Não
conheço ninguém que já não tenha celebrado íntima ou pra-foramente o fato de
estar chovendo, quando se pode/deve ficar em casa e dormir (ou ler, ou ver um
filme com chocolate quente, ou qualquer conforto afim). É ao mesmo tempo
inegável, natural e – sim, acredito – preocupante. Por quê? Porque esse gozo
precioso em se sentir tão mais sortudo e acolhido quanto mais o barulhinho de
chuva bate na janela ilustra o que somos: gente que só se considera feliz por
comparação. Gente que precisa do egoísmo quentinho de estar aqui dentro,
protegidamente, e não lá fora – como as criaturas que já ou ainda trabalham, que
ainda não chegaram em casa, que estão resfriadas debaixo do aguaceiro, que
estão presas no engarrafamento, que são enfim mais azaradas que nós, pelo menos
neste instante. OK, OK, eu exagero e estou espancando com culpas um velho
aconchego poético, mas para que servem os amigos senão para atormentá-los com
novos questionamentos? Eu podia estar matando, eu podia estar roubando, mas
estou aqui passando na sua noite delicinha me perguntando se é crônico isso de
tocarmos a vida melhor ao sabermos outros em pior situação. De nada.
Não sei
se forço a barra numa relação esdrúxula, porém não pude deixar de lembrar que o
contrário costuma se dar numa janela metafórica: legiões de seres aparentemente
saudáveis e afortunados entram numa vibe deprê ao ficarem, em horas de Face e
Whats, sob o chuvaréu de fotos de vida perfeita da amigalhada toda.

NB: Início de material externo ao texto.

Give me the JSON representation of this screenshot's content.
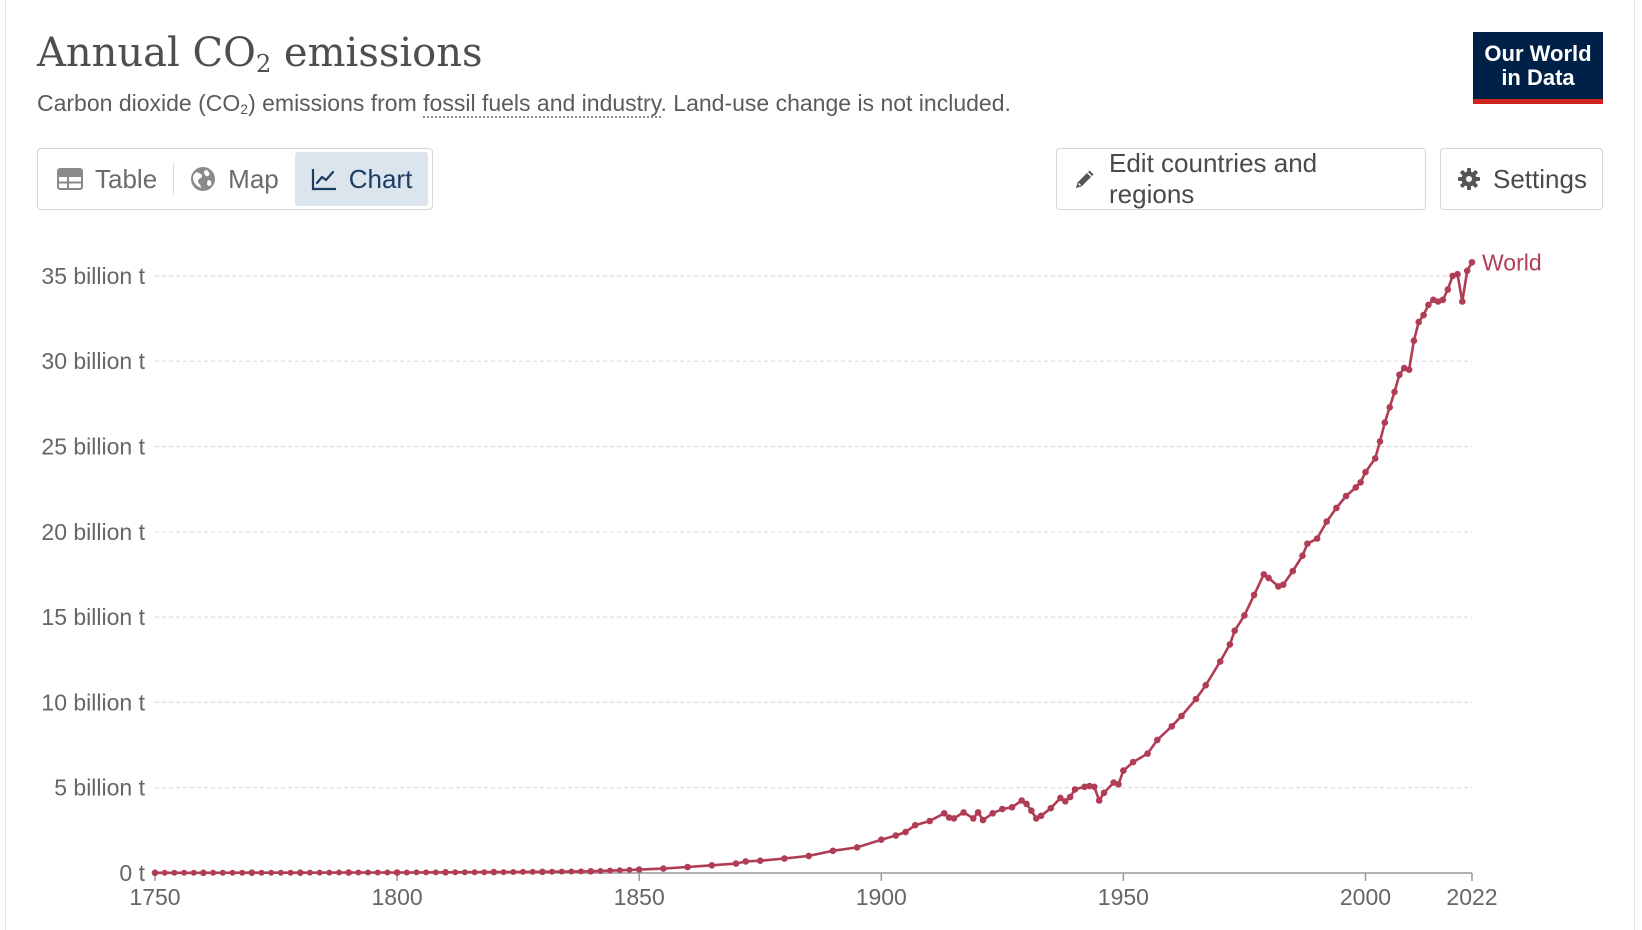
{
  "header": {
    "title_main": "Annual CO",
    "title_sub": "2",
    "title_rest": " emissions",
    "subtitle_pre": "Carbon dioxide (CO",
    "subtitle_sub": "2",
    "subtitle_mid": ") emissions from ",
    "subtitle_link": "fossil fuels and industry",
    "subtitle_post": ". Land-use change is not included.",
    "logo_line1": "Our World",
    "logo_line2": "in Data"
  },
  "tabs": [
    {
      "label": "Table",
      "icon": "table-icon",
      "active": false
    },
    {
      "label": "Map",
      "icon": "globe-icon",
      "active": false
    },
    {
      "label": "Chart",
      "icon": "line-chart-icon",
      "active": true
    }
  ],
  "toolbar": {
    "edit_label": "Edit countries and regions",
    "settings_label": "Settings"
  },
  "colors": {
    "series": "#b13c55",
    "grid": "#dddddd",
    "active_tab_bg": "#dce4ee",
    "logo_bg": "#002147",
    "logo_accent": "#ce261e"
  },
  "chart_data": {
    "type": "line",
    "title": "Annual CO₂ emissions",
    "ylabel": "",
    "xlabel": "",
    "x_ticks": [
      1750,
      1800,
      1850,
      1900,
      1950,
      2000,
      2022
    ],
    "y_ticks": [
      {
        "value": 0,
        "label": "0 t"
      },
      {
        "value": 5,
        "label": "5 billion t"
      },
      {
        "value": 10,
        "label": "10 billion t"
      },
      {
        "value": 15,
        "label": "15 billion t"
      },
      {
        "value": 20,
        "label": "20 billion t"
      },
      {
        "value": 25,
        "label": "25 billion t"
      },
      {
        "value": 30,
        "label": "30 billion t"
      },
      {
        "value": 35,
        "label": "35 billion t"
      }
    ],
    "xlim": [
      1750,
      2022
    ],
    "ylim": [
      0,
      37.5
    ],
    "grid": true,
    "legend": "end-of-line label",
    "series": [
      {
        "name": "World",
        "points": [
          [
            1750,
            0.01
          ],
          [
            1760,
            0.01
          ],
          [
            1770,
            0.02
          ],
          [
            1780,
            0.02
          ],
          [
            1790,
            0.03
          ],
          [
            1800,
            0.03
          ],
          [
            1810,
            0.04
          ],
          [
            1820,
            0.05
          ],
          [
            1830,
            0.07
          ],
          [
            1840,
            0.1
          ],
          [
            1850,
            0.2
          ],
          [
            1855,
            0.26
          ],
          [
            1860,
            0.35
          ],
          [
            1865,
            0.45
          ],
          [
            1870,
            0.55
          ],
          [
            1872,
            0.68
          ],
          [
            1875,
            0.72
          ],
          [
            1880,
            0.85
          ],
          [
            1885,
            1.0
          ],
          [
            1890,
            1.3
          ],
          [
            1895,
            1.5
          ],
          [
            1900,
            1.95
          ],
          [
            1903,
            2.2
          ],
          [
            1905,
            2.4
          ],
          [
            1907,
            2.8
          ],
          [
            1910,
            3.05
          ],
          [
            1913,
            3.5
          ],
          [
            1914,
            3.25
          ],
          [
            1915,
            3.2
          ],
          [
            1917,
            3.55
          ],
          [
            1919,
            3.2
          ],
          [
            1920,
            3.55
          ],
          [
            1921,
            3.1
          ],
          [
            1923,
            3.5
          ],
          [
            1925,
            3.75
          ],
          [
            1927,
            3.85
          ],
          [
            1929,
            4.25
          ],
          [
            1930,
            4.05
          ],
          [
            1931,
            3.65
          ],
          [
            1932,
            3.2
          ],
          [
            1933,
            3.35
          ],
          [
            1935,
            3.8
          ],
          [
            1937,
            4.4
          ],
          [
            1938,
            4.2
          ],
          [
            1939,
            4.45
          ],
          [
            1940,
            4.9
          ],
          [
            1942,
            5.05
          ],
          [
            1943,
            5.1
          ],
          [
            1944,
            5.05
          ],
          [
            1945,
            4.25
          ],
          [
            1946,
            4.7
          ],
          [
            1948,
            5.3
          ],
          [
            1949,
            5.2
          ],
          [
            1950,
            6.0
          ],
          [
            1952,
            6.5
          ],
          [
            1955,
            7.0
          ],
          [
            1957,
            7.8
          ],
          [
            1960,
            8.6
          ],
          [
            1962,
            9.2
          ],
          [
            1965,
            10.2
          ],
          [
            1967,
            11.0
          ],
          [
            1970,
            12.4
          ],
          [
            1972,
            13.4
          ],
          [
            1973,
            14.2
          ],
          [
            1975,
            15.1
          ],
          [
            1977,
            16.3
          ],
          [
            1979,
            17.5
          ],
          [
            1980,
            17.3
          ],
          [
            1982,
            16.8
          ],
          [
            1983,
            16.9
          ],
          [
            1985,
            17.7
          ],
          [
            1987,
            18.6
          ],
          [
            1988,
            19.3
          ],
          [
            1990,
            19.6
          ],
          [
            1992,
            20.6
          ],
          [
            1994,
            21.4
          ],
          [
            1996,
            22.1
          ],
          [
            1998,
            22.6
          ],
          [
            1999,
            22.9
          ],
          [
            2000,
            23.5
          ],
          [
            2002,
            24.3
          ],
          [
            2003,
            25.3
          ],
          [
            2004,
            26.4
          ],
          [
            2005,
            27.3
          ],
          [
            2006,
            28.2
          ],
          [
            2007,
            29.2
          ],
          [
            2008,
            29.6
          ],
          [
            2009,
            29.5
          ],
          [
            2010,
            31.2
          ],
          [
            2011,
            32.3
          ],
          [
            2012,
            32.7
          ],
          [
            2013,
            33.3
          ],
          [
            2014,
            33.6
          ],
          [
            2015,
            33.5
          ],
          [
            2016,
            33.6
          ],
          [
            2017,
            34.2
          ],
          [
            2018,
            35.0
          ],
          [
            2019,
            35.1
          ],
          [
            2020,
            33.5
          ],
          [
            2021,
            35.3
          ],
          [
            2022,
            35.8
          ]
        ]
      }
    ]
  }
}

A decoração
de casamento que não pude fazer, o bebê que nasceu gorducho e suculento
mostrando as alegrias que não terei, a defesa de doutorado que nunca
celebrarei, o lanche opíparo que não fiz com 235 BFFs na confeitaria oito
estrelas, a celebridade que não conheci, as fotos mara que não tirei dos Alpes
Suíços que jamais visitei. Não é que tenhamos raiva (eu espero) do
contentamento alheio, das conquistas que não nos incluem; no entanto não nos
livramos do instinto (imagino) de nos cobrar iguais alcances, iguais
disposições, iguais diplomas, como se houvéssemos ficado para trás na maratona
de metas. Estamos de boas em nós mesmos – sofá, emprego, travesseiro, salário
na conta, chocolate quente, barulhinho de chuva –, mas é só ombrearmos com o
coleguinha que vemos não ter crescido o suficiente, que a altura dele ainda é
maior. Maior para quê? Ignoro. Desconheço o que raios disputamos afinal; o fato
é que somos limitados e incompetentes, nesse infernal pódio humano que nos põe
também infelizes por comparação.
Não faço
ideia se Rousseau pensou também nisso quando disse que a sociedade corrompe o
homem. Juro, entretanto, que consigo entender o movimento emocional de quem,
enfastiado da pocket olimpíada que vivemos, decidiu virar ermitão na caverna mais
acessível – ou abandonar as redes sociais, o que dá quasezinho no mesmo. Tenho
87% de certeza de que não se trata realmente de desprezar os outros; trata-se,
antes, de levá-los em conta excessiva, ou de desprezar quem nós nos tornamos em
prol do encaixe (motivado ou imaginário) nos outros. Não há sanidade que
persista nesse clipe de Carruagens de
fogo que protagonizamos internamente. É, talvez, uma das poucas realizações
que me fariam maratonizar um bocadinho a rotina, um graal à altura da câimbra:
descobrir a cura de nossa comparite, resgatar-nos de nossa compulsão de colar
na prova diária, criar a pílula que nos limpe do excesso de relativização
existencial, que nos traga uma paz de absolutice – com ou sem chuva, com ou sem
Alpes Suíços lá fora. Paz porque sim, pelo que temos e somos, não porque
fizemos mais ou fomos antes. A paz jeitosa e firme que não olha pela janela.
Nosso
estado (de graça) somos nós.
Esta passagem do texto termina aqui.